11. The MnS consumer of claim 10, wherein the affected scope comprises at least one of an identifier of one or more network entities, a geographical location, or a time duration.

12. The MnS consumer of claim 10, wherein the affected PM comprises an identifier of a performance metric.

13. The MnS consumer of claim 10, wherein the affected scope indicates information relating to entities having an energy consumption affected by ML model inference.

14. The MnS consumer of claim 10, wherein the affected PM includes all key performance indicators (KPI) associated with the energy consumption.

15. The MnS consumer of claim 9, wherein the instructions, when executed by the at least one processor individually or collectively, further cause the MnS consumer to, as part of detecting the occurrence of the performance degradation event, monitor the communication network based on an affected performance measurement (PM) attribute of the impact information.

16. The MnS consumer of claim 15, wherein the instructions, when executed by the at least one processor individually or collectively, further cause the MnS consumer to perform the one or more actions by

deactivating an inference function of the at least one target ML model; and

updating an inference function of the at least one target ML model.

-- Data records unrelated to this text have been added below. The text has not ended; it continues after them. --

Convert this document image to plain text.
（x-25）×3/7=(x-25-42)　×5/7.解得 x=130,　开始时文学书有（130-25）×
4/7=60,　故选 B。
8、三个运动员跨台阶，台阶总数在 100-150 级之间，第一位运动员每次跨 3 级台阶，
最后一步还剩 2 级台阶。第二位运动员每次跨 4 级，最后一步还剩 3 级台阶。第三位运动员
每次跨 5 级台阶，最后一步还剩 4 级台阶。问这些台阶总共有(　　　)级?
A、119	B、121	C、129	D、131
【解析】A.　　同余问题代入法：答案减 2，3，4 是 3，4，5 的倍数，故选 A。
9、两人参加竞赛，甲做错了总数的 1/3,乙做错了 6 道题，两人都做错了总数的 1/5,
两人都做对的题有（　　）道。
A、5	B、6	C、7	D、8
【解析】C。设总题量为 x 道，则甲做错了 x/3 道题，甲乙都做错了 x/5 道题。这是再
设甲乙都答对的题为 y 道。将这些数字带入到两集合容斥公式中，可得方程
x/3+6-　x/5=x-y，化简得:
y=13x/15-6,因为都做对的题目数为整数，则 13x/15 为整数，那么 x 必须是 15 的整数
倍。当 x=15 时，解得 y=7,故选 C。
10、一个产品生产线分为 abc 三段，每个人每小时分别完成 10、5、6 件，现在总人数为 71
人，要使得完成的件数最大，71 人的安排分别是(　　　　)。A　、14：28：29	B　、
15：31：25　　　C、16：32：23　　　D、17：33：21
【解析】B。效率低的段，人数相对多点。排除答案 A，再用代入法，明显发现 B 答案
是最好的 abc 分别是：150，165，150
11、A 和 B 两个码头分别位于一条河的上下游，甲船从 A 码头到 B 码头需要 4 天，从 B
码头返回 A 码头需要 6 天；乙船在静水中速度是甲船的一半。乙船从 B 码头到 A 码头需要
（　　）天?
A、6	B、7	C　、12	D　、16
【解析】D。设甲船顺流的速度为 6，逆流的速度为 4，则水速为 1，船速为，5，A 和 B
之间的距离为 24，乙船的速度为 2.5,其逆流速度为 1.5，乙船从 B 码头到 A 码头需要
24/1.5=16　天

17. One or more non-transitory computer-readable storage media storing one or more computer programs including computer-executable instructions that, when executed by one or more processors of an electronic device individually or collectively, cause the electronic device to perform operations, the operations comprising:

receiving from a management service (MnS) producer, an inference report comprising impact information indicative of performance impact caused by one or more machine language (ML) models deployed in a communication network and historical inference reports;

detecting an occurrence of a performance degradation event in the communication network based on the impact information;

upon detection of the performance degradation event, identifying at least one target ML model from the one or more ML models which is causing the performance degradation event, based on the impact information and the historical inference reports; and

performing one or more actions for managing the performance impact caused due to the at least one target ML model.

18. The one or more non-transitory computer-readable storage media of claim 17, wherein the impact information comprises a set of attributes comprising an affected scope and an affected performance measurement (PM).

19. The one or more non-transitory computer-readable storage media of claim 18, wherein the affected scope comprises at least one of an identifier of one or more network entities, a geographical location, or a time duration.

20. The one or more non-transitory computer-readable storage media of claim 18, wherein the affected PM comprises an identifier of a performance metric.